Troops Gone for the Holidays

Many people look forward to the end of the year. Along with a much needed winter vacation, they look forward to spending the holidays with family and friends. But some people might not have that luxury, though.   

“My brother Ronnie [is] a Marine,” said Oxnard High School senior Miriam Herrejon, “He officially left for Japan [around] last October, so he wasn’t here last year and he won’t be here[for Christmas] this year either.”

Herrejon said, “It’s pretty tough on the family. We’re a small family, so its really obvious that he’s not there. I know his first Christmas was hard because he was kind of lonely, so it makes me happy that it will be easier on him, but I’m still pretty bummed that it’s gonna be hard on my mom and just that our little family is incomplete.”

Most military families face this same predicament. Sophomore Shawn Weatherwax said, “My dad used to be in the Navy Seabees and retired after twenty years. So basically most of my life I’ve been in a military family.”

Weatherwax, whose dad has been gone for the holidays before because he was deployed in places like Afghanistan, Iraq, and Kuwait, said, “He’s in the military, that’s what you gotta do…It just sketches me out because he’s going out to Afghanistan. I just kinda hope that he comes back safe.”

Junior Megan Richter has a similar situation. Her dad has worked for the Navy for more than twenty years and is often gone for long periods of time. Her and her family move frequently to keep up with her father’s job. Richter said, “ [It used to bother me] when I was younger, now it’s sort of my life, so I’m used to it.”

For junior Sarah McGraw, this is all new to her. She said, “My older brother, his name is John. He just recently went to boot camp for the Marines.”

“With him being gone for the holidays, it makes me sad knowing it’s the first year that we aren’t going to be a complete family,” said McGraw, “It’s a big deal because it just shows that we’re all growing up.”
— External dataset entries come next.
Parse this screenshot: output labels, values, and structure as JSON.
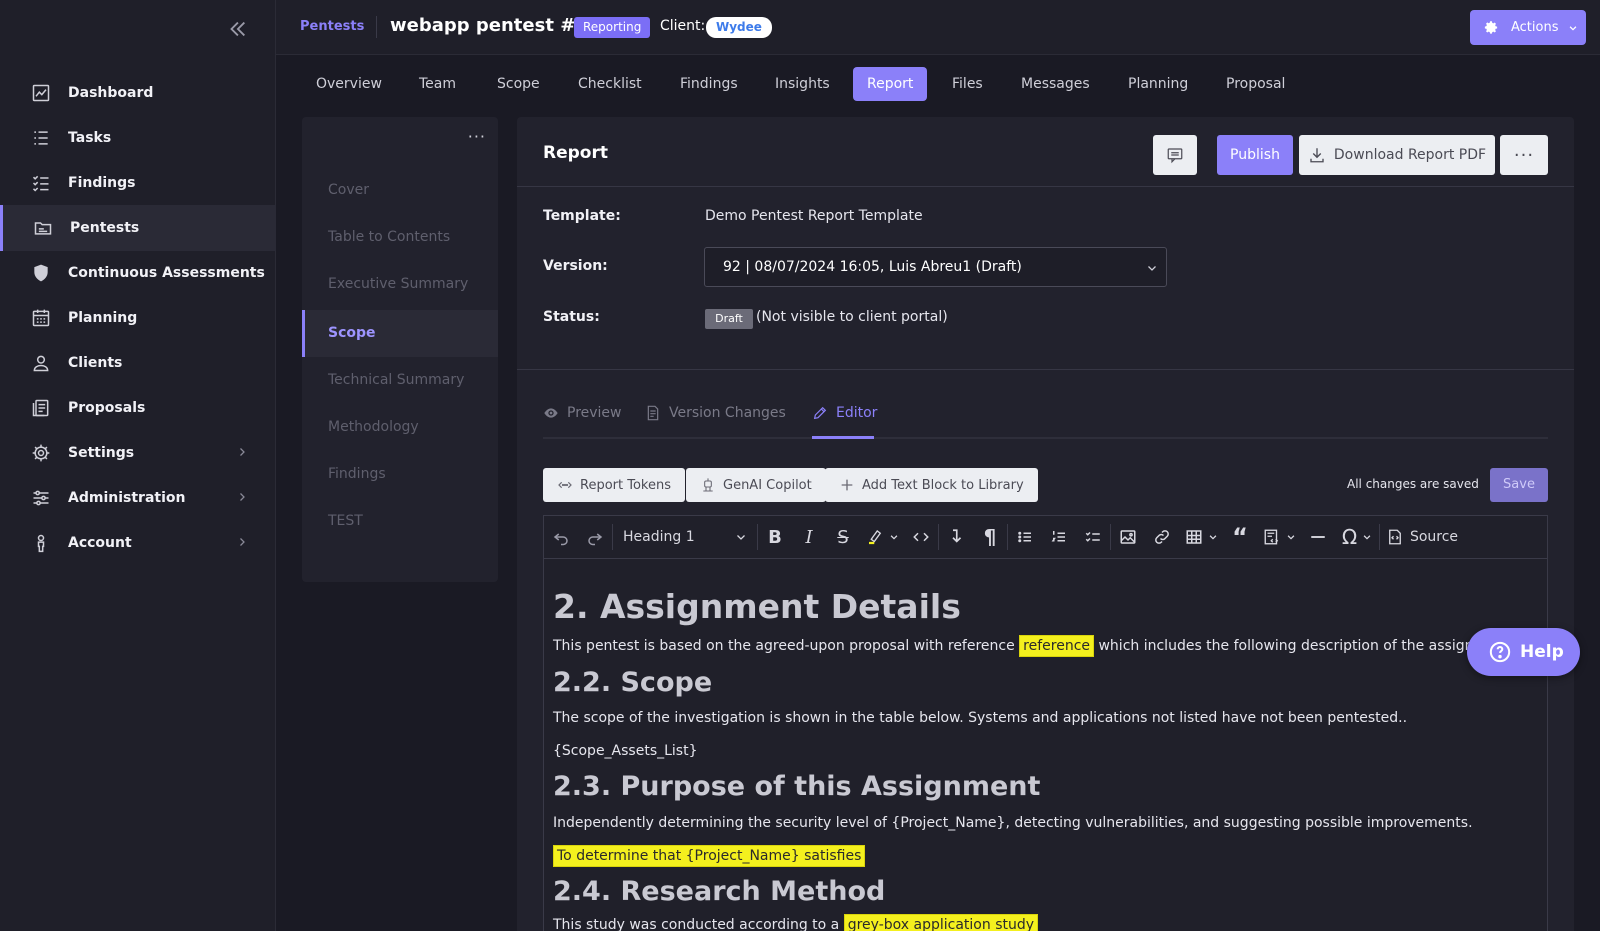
{
  "sidebar": {
    "items": [
      {
        "label": "Dashboard",
        "icon": "dashboard-chart-icon"
      },
      {
        "label": "Tasks",
        "icon": "list-icon"
      },
      {
        "label": "Findings",
        "icon": "checklist-icon"
      },
      {
        "label": "Pentests",
        "icon": "folder-icon"
      },
      {
        "label": "Continuous Assessments",
        "icon": "shield-icon"
      },
      {
        "label": "Planning",
        "icon": "calendar-icon"
      },
      {
        "label": "Clients",
        "icon": "user-icon"
      },
      {
        "label": "Proposals",
        "icon": "document-stack-icon"
      },
      {
        "label": "Settings",
        "icon": "gear-icon"
      },
      {
        "label": "Administration",
        "icon": "sliders-icon"
      },
      {
        "label": "Account",
        "icon": "person-icon"
      }
    ]
  },
  "header": {
    "breadcrumb": "Pentests",
    "title": "webapp pentest #2",
    "status_badge": "Reporting",
    "client_label": "Client:",
    "client_name": "Wydee",
    "actions_label": "Actions"
  },
  "tabs": [
    "Overview",
    "Team",
    "Scope",
    "Checklist",
    "Findings",
    "Insights",
    "Report",
    "Files",
    "Messages",
    "Planning",
    "Proposal"
  ],
  "sections": [
    "Cover",
    "Table to Contents",
    "Executive Summary",
    "Scope",
    "Technical Summary",
    "Methodology",
    "Findings",
    "TEST"
  ],
  "report": {
    "title": "Report",
    "publish_label": "Publish",
    "download_label": "Download Report PDF",
    "template_label": "Template:",
    "template_value": "Demo Pentest Report Template",
    "version_label": "Version:",
    "version_value": "92 | 08/07/2024 16:05, Luis Abreu1 (Draft)",
    "status_label": "Status:",
    "status_badge": "Draft",
    "status_note": "(Not visible to client portal)",
    "subtabs": [
      "Preview",
      "Version Changes",
      "Editor"
    ],
    "report_tokens": "Report Tokens",
    "genai_copilot": "GenAI Copilot",
    "add_text_block": "Add Text Block to Library",
    "saved_status": "All changes are saved",
    "save_label": "Save"
  },
  "toolbar": {
    "heading_select": "Heading 1",
    "source_label": "Source"
  },
  "editor": {
    "h_assignment": "2. Assignment Details",
    "p_assignment_a": "This pentest is based on the agreed-upon proposal with reference ",
    "p_assignment_hl": "reference",
    "p_assignment_b": " which includes the following description of the assignment:",
    "h_scope": "2.2. Scope",
    "p_scope": "The scope of the investigation is shown in the table below. Systems and applications not listed have not been pentested..",
    "p_scope_token": "{Scope_Assets_List}",
    "h_purpose": "2.3. Purpose of this Assignment",
    "p_purpose": "Independently determining the security level of {Project_Name}, detecting vulnerabilities, and suggesting possible improvements.",
    "p_purpose_hl": "To determine that {Project_Name} satisfies",
    "h_method": "2.4. Research Method",
    "p_method_a": "This study was conducted according to a ",
    "p_method_hl": "grey-box application study"
  },
  "help_label": "Help",
  "colors": {
    "accent": "#8b80f9",
    "highlight": "#f4f01e",
    "background": "#1a1a24"
  }
}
Even though military families may face separation, they said that they are proud of their relatives. Herrejon said, “I’m proud[of my brother] under his circumstances of leaving. [Before he left], he wasn’t doing anything. Now that he’s in the military, he just has all this motivation and realistic plans, and he has money for these things. He’s responsible, he learned the value of everything, not just a dollar, but also his family since he’s so far away, so I’m really proud that he grew up within the Marine Corp.”